Level of Significance
A predetermined level of significance allows for the null hypothesis to either be rejected or accepted . The significance level that is widely used in academic research is 0.05, which is often reported as ‘p = 0.05’ or ‘α = 0.05’. The null hypothesis is rejected in favour of the alternative hypothesis if the calculated p-value is less than the predetermined level of significance. For instance, if you were to analyse a set of data looking at reaction times following caffeine consumption, with the resulting significance value being p = 0.03 you are able to reject the null hypothesis and accept the alternative hypothesis, on the basis that all assumptions for the statistical model were met. This is because, the smaller the p-value, the greater the statistical incompatibility of the data with the null hypothesis . In other words, the smaller the p-value, the more unusual the data would be if every single assumption were correct .
There is a common misconception that lower p-values are associated with having a stronger treatment effect than those with higher p-values . For example, an outcome of 0.01 is often interpreted as having a stronger treatment effect than an outcome of 0.05. Whilst this is true if we can be certain that every assumption was met, a smaller p-value does not tell us which assumption, if any, is incorrect. For example, the p-value may be very small because, indeed, the targeted hypothesis is false; however, it may instead be very small because the study protocols were violated . As a result, the p-value tells us nothing specifically related to the hypothesis unless we are absolutely positive that every other assumption used for its computation is correct . In other words, a lower p-value is not synonymous with importance. Therefore, we must take caution when accepting or rejecting the null hypothesis and should not be taken as proof that the alternative is indeed valid .

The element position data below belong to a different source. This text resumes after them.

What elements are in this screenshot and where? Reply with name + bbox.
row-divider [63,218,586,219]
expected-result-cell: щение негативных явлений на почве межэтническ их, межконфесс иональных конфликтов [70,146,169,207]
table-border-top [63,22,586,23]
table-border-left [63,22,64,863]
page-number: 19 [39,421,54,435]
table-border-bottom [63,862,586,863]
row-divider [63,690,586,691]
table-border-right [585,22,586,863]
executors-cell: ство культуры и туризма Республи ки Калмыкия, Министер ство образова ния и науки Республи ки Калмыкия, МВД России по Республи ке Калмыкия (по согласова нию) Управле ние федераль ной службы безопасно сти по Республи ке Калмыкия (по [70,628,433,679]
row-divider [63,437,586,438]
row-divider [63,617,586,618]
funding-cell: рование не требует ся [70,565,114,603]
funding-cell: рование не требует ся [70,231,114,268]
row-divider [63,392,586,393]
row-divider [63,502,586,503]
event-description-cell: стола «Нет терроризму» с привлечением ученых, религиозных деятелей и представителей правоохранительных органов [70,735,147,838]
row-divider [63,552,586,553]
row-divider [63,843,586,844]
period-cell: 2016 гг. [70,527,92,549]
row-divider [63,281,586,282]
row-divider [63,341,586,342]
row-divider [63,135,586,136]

Although the use of the p-value as a statistical measure is widespread, the sole use and misinterpretation of statistical significance has led to a large amount of misuse of the statistic and thus has resulted in some scientific journals discouraging the use of p-values . For instance, NHST and p-values should not lead us to think that conclusions can be a simple, dichotomous decision (i.e. reject vs not reject) . A conclusion does not simply become “true” on one side of the divide and “false” on the other . In fact, many contextual factors (i.e. study design, data collection, the validity of assumptions, and research judgement) can all contribute to scientific inference rather than by finding statistical significance [9,12]. Despite these criticisms, the recommendation is not that clinical researchers discard significance testing, but rather that they incorporate additional information that will supplement their findings . With that being said, it is important that statistical significance can be correctly interpreted to avoid further misuse.